User requirements/objectives shall be defined/refined and integrated in terms of quantifiable characteristics and tasks that item solutions must satisfy. Technical requirements shall be developed concurrently for all functions and subfunctions based on the system life cycle, and iteratively to provide progressively more detailed performance requirements definition. For each requirement, the absoluteness, relative priority and relationship to other derived requirements shall be identified. Impacts of identified user requirements/objectives and derived requirements in terms of mission (tasks), environments, constraints and measures of effectiveness shall be analyzed as the basis for defining and deriving performance requirements. These impacts shall be continually examined for validity, consistency, desirability, and attainability with respect to technology availability, physical and human resources, human performance capabilities, life cycle costs, schedule and other identified constraints. The output of this analysis will define technical performance requirements and either verify existing requirements or develop new requirements that are more appropriate for each item.

We note especially that the systems engineering team is to ''either verify existing requirements or develop new requirements that are more appropriate for each item.'' Although this clearly makes good sense, the insertion of new requirements, as alluded to before, can be an extremely controversial issue. Strictly new requirements developed by the systems engineering team cannot be accepted until they are confirmed as acceptable by the user and system acquisition agent. Again, this can be a difficult process that is impeded by the general reluctance to change requirements, often necessitating an approved change in a formal contractual document and relationship.

In our definition of RAA, we include the matter of requirements allocation. This inclusive definition means that requirements, in addition to being analyzed, are allocated to system functions and subfunctions. Thus, the definition in this book leads to the explicit interaction between RAA and functional analysis/allocation (see the list of thirty systems engineering elements in Exhibit 7.1).

Another DoD perspective related to RAA can be found in the so-called DoD 5000 series. In DoD Directive 5000.1 [8.3], reference is made to evolutionary requirements definition. A key statement in this regard is:

Once approved as a new start acquisition program, operational performance requirements for the concept(s) selected shall be progressively evolved from broad operational capability needs to system-specific performance requirements (e.g., for range, speed, weight, payload, reliability, maintainability, availability, interoperability).

In addition, the same directive identifies the three major decision-making support systems that affect the acquisition processes, namely, the

• Requirements Generation System (RGS)

• Acquisition Management System (AMS)

• Planning, Programming, and Budgeting System (PPBS)

Thus, the DoD sees the matter of generating requirements as a major factor in its overall acquisition approach. The front end of the RGS is developing a mission needs statement that defines projected needs in broad operational terms. Examples cited are

• The need to impede the advance of large armored formations 200 kilometers beyond the front lines

• The need to neutralize advances in submarine quieting made by potential adversaries

The Mission Need Statement flow is depicted in Figure 8.1. As shown, when the Mission Need Statement is approved, the system enters Milestone 0, allowing for the initiation of concept studies.
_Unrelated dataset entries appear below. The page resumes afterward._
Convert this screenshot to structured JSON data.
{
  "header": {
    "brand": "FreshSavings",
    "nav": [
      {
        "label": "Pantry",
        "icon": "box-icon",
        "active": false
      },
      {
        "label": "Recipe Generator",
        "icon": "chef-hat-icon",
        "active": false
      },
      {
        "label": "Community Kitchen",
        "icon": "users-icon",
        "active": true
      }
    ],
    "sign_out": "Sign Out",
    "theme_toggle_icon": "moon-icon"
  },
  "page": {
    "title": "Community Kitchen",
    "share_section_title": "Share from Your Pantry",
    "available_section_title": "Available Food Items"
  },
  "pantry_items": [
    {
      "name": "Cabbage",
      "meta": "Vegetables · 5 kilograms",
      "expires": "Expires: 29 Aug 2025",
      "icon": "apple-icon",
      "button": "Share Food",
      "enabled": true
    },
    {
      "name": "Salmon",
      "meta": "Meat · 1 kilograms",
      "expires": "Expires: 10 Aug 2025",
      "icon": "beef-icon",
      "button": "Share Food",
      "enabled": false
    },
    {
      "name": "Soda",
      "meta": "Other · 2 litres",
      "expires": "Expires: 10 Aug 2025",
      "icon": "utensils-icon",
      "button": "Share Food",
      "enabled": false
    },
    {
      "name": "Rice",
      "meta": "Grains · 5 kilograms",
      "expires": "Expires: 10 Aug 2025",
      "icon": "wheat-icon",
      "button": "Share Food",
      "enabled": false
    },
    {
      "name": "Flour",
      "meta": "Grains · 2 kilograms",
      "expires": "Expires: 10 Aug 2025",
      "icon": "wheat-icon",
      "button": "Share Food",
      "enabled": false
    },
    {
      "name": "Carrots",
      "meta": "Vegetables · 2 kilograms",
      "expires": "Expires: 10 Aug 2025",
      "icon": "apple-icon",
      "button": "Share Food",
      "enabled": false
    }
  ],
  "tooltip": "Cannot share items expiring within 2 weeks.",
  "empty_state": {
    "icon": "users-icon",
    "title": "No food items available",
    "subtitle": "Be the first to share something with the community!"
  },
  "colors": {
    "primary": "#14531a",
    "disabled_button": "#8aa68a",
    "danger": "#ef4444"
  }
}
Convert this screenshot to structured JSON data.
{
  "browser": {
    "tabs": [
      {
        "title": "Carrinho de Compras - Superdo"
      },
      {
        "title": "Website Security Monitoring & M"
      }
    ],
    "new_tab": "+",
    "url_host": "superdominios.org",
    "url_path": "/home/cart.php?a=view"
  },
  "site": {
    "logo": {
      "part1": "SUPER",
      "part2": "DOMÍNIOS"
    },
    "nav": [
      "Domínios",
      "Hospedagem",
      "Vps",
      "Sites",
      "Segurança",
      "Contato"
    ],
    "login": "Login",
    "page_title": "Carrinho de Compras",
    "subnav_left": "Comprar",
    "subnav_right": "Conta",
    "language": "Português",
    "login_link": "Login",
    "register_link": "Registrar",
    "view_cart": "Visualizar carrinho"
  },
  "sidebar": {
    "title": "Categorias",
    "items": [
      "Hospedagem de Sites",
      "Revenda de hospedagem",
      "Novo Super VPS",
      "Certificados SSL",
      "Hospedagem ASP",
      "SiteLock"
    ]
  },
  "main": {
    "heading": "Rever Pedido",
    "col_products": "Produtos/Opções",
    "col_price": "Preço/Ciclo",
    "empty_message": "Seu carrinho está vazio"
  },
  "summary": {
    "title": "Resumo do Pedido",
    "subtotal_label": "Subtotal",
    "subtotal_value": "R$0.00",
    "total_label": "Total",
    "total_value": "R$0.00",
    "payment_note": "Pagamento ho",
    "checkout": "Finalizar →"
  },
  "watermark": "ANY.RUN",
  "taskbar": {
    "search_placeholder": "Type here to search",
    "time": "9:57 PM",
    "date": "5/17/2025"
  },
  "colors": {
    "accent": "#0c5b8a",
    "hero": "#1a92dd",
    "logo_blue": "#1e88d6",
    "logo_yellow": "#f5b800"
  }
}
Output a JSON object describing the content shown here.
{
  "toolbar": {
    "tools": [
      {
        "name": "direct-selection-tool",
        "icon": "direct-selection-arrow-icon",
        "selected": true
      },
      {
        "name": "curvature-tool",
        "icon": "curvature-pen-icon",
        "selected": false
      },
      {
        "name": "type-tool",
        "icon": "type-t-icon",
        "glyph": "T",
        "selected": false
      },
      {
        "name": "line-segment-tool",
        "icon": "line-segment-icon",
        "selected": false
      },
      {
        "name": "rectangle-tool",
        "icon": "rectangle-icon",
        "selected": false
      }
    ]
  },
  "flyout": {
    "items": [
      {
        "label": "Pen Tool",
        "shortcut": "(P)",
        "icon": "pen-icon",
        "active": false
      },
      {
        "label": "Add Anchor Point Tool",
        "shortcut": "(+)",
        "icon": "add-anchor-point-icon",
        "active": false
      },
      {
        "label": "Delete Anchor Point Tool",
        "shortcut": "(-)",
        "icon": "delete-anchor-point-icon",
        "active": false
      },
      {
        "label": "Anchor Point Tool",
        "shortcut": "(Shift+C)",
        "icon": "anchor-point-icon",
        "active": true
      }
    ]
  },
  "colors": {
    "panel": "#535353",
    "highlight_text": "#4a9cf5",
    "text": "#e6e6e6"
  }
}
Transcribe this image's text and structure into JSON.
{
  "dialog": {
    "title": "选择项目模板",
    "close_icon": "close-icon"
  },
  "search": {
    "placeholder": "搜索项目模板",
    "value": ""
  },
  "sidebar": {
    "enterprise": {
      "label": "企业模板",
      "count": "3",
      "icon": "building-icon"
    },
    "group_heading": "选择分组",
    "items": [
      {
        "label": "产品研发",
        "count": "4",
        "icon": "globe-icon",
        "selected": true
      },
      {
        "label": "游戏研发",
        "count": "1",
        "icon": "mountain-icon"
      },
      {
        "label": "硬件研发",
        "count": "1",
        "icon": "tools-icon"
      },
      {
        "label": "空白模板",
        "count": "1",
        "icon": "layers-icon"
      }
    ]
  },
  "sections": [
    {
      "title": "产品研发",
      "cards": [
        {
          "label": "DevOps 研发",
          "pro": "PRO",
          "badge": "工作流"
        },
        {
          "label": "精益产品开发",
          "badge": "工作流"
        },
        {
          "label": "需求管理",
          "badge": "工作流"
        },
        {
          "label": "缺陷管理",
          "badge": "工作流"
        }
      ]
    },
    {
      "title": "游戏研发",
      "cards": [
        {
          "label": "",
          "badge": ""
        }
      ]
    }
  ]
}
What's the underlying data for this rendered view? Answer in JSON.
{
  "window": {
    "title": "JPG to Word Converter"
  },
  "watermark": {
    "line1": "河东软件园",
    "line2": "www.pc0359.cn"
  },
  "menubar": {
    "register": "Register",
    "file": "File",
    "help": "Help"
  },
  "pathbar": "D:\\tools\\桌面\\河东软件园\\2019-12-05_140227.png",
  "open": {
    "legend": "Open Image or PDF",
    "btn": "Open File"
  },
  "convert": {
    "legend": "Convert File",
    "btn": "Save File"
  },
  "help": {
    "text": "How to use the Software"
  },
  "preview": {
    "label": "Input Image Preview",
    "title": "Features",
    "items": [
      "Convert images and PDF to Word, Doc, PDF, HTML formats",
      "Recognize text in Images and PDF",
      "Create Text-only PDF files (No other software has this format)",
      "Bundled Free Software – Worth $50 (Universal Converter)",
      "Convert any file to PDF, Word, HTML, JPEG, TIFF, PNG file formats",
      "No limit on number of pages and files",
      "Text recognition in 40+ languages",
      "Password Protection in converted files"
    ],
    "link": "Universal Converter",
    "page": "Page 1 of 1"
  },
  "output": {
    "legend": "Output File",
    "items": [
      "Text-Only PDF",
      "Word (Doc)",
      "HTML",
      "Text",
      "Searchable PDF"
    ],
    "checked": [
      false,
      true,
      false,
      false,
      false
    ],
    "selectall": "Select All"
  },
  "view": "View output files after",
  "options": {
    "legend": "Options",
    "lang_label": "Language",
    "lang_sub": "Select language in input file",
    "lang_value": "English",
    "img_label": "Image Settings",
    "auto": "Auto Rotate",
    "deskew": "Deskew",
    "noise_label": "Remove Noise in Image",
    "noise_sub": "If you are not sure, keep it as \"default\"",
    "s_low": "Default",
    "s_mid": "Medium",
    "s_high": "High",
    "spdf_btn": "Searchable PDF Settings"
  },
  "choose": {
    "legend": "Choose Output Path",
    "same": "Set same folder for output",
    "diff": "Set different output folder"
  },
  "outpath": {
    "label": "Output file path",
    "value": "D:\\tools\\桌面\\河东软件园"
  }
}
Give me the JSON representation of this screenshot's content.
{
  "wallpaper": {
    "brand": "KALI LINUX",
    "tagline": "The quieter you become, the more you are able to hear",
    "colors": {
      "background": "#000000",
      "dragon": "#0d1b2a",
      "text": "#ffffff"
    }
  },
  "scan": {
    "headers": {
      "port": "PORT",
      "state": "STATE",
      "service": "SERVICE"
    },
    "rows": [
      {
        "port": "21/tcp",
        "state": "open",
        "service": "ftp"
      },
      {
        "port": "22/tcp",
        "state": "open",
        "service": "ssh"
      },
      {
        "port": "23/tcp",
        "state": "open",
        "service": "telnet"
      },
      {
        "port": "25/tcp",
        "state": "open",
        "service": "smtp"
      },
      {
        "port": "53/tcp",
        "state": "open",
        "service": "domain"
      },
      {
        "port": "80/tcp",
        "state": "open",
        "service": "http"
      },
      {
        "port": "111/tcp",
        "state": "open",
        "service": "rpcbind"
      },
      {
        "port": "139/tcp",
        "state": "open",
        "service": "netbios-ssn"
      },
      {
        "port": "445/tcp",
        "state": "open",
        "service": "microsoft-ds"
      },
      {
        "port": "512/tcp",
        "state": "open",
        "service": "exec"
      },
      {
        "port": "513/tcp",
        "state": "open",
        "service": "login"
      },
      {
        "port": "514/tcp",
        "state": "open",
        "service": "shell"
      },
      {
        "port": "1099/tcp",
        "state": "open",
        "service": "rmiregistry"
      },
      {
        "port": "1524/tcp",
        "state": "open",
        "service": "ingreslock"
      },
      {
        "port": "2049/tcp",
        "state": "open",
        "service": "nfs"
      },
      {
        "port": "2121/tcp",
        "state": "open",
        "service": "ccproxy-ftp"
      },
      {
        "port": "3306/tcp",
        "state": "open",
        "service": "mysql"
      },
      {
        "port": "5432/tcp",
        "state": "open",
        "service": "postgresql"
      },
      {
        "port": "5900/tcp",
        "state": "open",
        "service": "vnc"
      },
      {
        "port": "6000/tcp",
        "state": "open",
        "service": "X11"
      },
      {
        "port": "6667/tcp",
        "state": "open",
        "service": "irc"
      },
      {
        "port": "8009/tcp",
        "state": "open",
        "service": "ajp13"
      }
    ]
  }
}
Again, all of this is defined as part of the Requirements Generation System within the DoD.

In DoD Instruction 5000.2 [8.3], there is a section on Evolutionary Requirements Definition. The stated purpose of that section is to ''establish the basis for the determination, evolution, documentation, and validation of mission needs and system performance requirements.'' The focus is on establishing system performance objectives and minimum acceptable requirements, and the need for documentation in an Operational Requirements Document (ORD). Another point of emphasis is the progressive refinement of the initial broad objectives and the minimum acceptable requirements. Thus, there is a carry-forward of the notion of defining and then evolving a set of minimum acceptable requirements for the system.